By Owen Akenzua, Asaba
26 October 2017   |   4:03 am
The Delta State Public Worker’s Multipurpose Co-operation has sought the enhancement of affiliate societies for effective service delivery in the state.

Delta State. PHOTO: Information Nigeria

The Delta State Public Worker’s Multipurpose Co-operation has sought the enhancement of affiliate societies for effective service delivery in the state.

President of the Union, Francis Agholor told journalists during a two-day seminar organised by the state chapter of the union that it would continue to meet the needs and yearnings of affiliate societies.

He adding that the theme: Investment Opportunities and Management Technologies for Wealth Creation would create wealth among the public servants and create avenues to sustain it.

Noting that the seminar was first organised in 2015, Agholor urged the participants to pay attention to details of the training that would be delivered in the two-day seminar and assured this year’s theme would do justice to grey areas in affiliate co-operative societies.

Speaking on Planning Towards a Successful Retirement, Christopher Ogbor, argued that most workers do not like to discuss the issue of retirement as it was often believed to portend doom, career termination, life shortening and something that could even lead to death.

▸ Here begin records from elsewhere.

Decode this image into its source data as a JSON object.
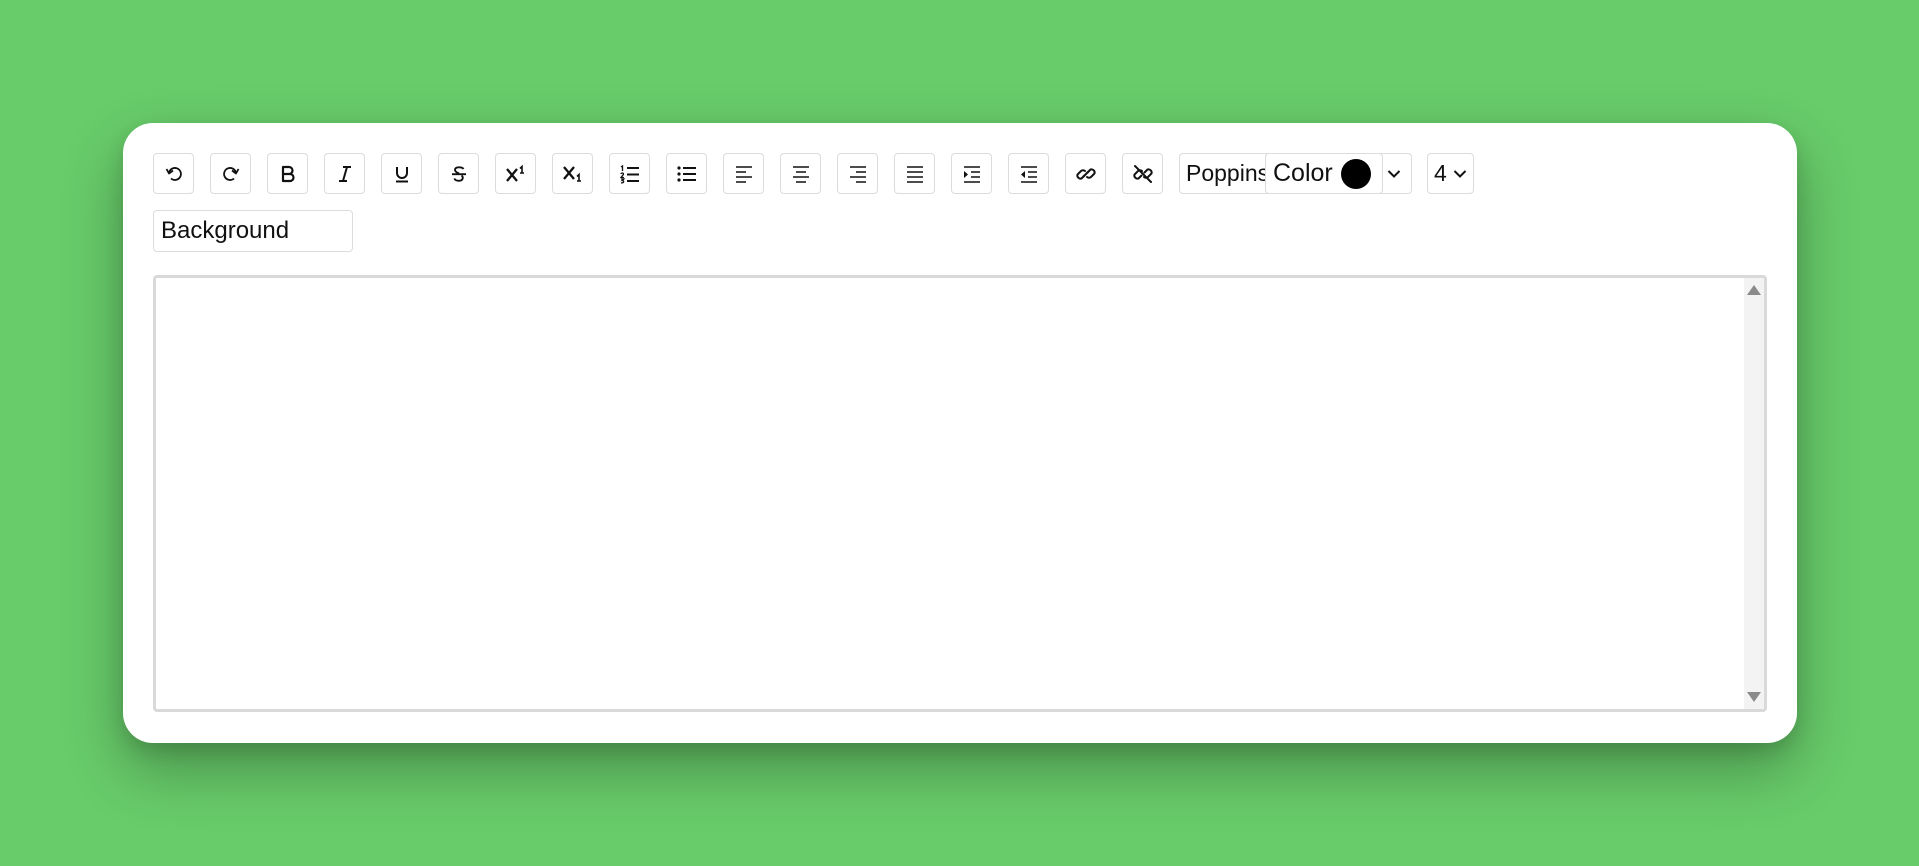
{
  "colors": {
    "page_background": "#68cc6a",
    "card_background": "#ffffff",
    "button_border": "#dcdcdc",
    "text_color_swatch": "#000000"
  },
  "toolbar": {
    "buttons": [
      {
        "name": "undo-button",
        "icon": "undo-icon"
      },
      {
        "name": "redo-button",
        "icon": "redo-icon"
      },
      {
        "name": "bold-button",
        "icon": "bold-icon"
      },
      {
        "name": "italic-button",
        "icon": "italic-icon"
      },
      {
        "name": "underline-button",
        "icon": "underline-icon"
      },
      {
        "name": "strikethrough-button",
        "icon": "strikethrough-icon"
      },
      {
        "name": "superscript-button",
        "icon": "superscript-icon"
      },
      {
        "name": "subscript-button",
        "icon": "subscript-icon"
      },
      {
        "name": "ordered-list-button",
        "icon": "ordered-list-icon"
      },
      {
        "name": "unordered-list-button",
        "icon": "unordered-list-icon"
      },
      {
        "name": "align-left-button",
        "icon": "align-left-icon"
      },
      {
        "name": "align-center-button",
        "icon": "align-center-icon"
      },
      {
        "name": "align-right-button",
        "icon": "align-right-icon"
      },
      {
        "name": "align-justify-button",
        "icon": "align-justify-icon"
      },
      {
        "name": "indent-button",
        "icon": "indent-icon"
      },
      {
        "name": "outdent-button",
        "icon": "outdent-icon"
      },
      {
        "name": "link-button",
        "icon": "link-icon"
      },
      {
        "name": "unlink-button",
        "icon": "unlink-icon"
      }
    ],
    "font_select": {
      "value": "Poppins"
    },
    "font_size_select": {
      "value": "4"
    },
    "color_label": "Color",
    "background_label": "Background"
  },
  "editor": {
    "content": ""
  }
}
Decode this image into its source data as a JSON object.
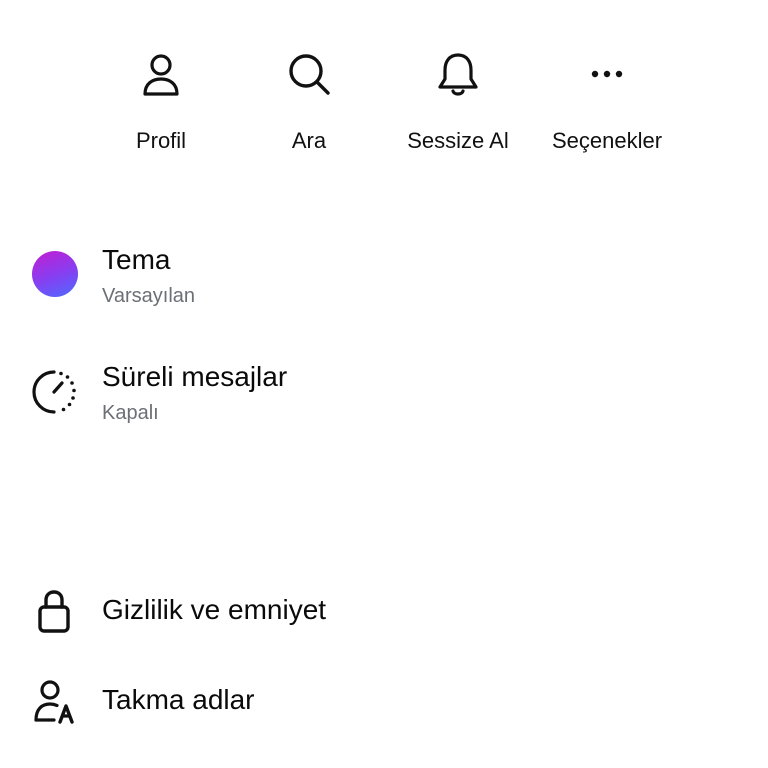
{
  "header": {
    "title": ""
  },
  "actions": [
    {
      "label": "Profil",
      "icon": "person-icon"
    },
    {
      "label": "Ara",
      "icon": "search-icon"
    },
    {
      "label": "Sessize Al",
      "icon": "bell-icon"
    },
    {
      "label": "Seçenekler",
      "icon": "more-horizontal-icon"
    }
  ],
  "settings": {
    "theme": {
      "title": "Tema",
      "subtitle": "Varsayılan",
      "colors": [
        "#c21fd0",
        "#4d6bff"
      ]
    },
    "disappearing": {
      "title": "Süreli mesajlar",
      "subtitle": "Kapalı",
      "icon": "timer-icon"
    },
    "privacy": {
      "title": "Gizlilik ve emniyet",
      "icon": "lock-icon"
    },
    "nicknames": {
      "title": "Takma adlar",
      "icon": "person-nickname-icon"
    }
  }
}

He said a focused and determined civil servant ought to start planning for his retirement from the very day he was employed, saying that retirement from service was inevitable and as such workers should make adequate plans for their retirement to avoid regrets in the long run.

Meanwhile, David Idoge, who talked on Investment in Agro-Allied Business, said the success of any agricultural investment depends on the compatibility of such an investment with the social norms and culture of a people.

In that regard, he said it was, therefore, important to study the characteristics of a community in terms of the literacy level, age and wealth distribution of the people and their interest in farming and business enterprise, among others.

In a related development, a group of senior citizens in the state has lamented difficult times being faced by Nigerians even after the Nigerian civil war in 1970.

The group in a statement by its chairman, Alfred Okoruwe, decried the present situation, saying major contributing problems to the difficult times was the civil war, which lasted for 30 months before it ended.

Okoruwe stated that although hostilities ceased, the relics of the civil war still linger, such as the issue of ethnicity.

“In fact, the issues that brought about the civil war have set in distrust among Nigerians to the extent that today, the different ethnic groups find it difficult to trust one another,” adding that Nigeria’s underdevelopment has been attributed to lack of succession planning.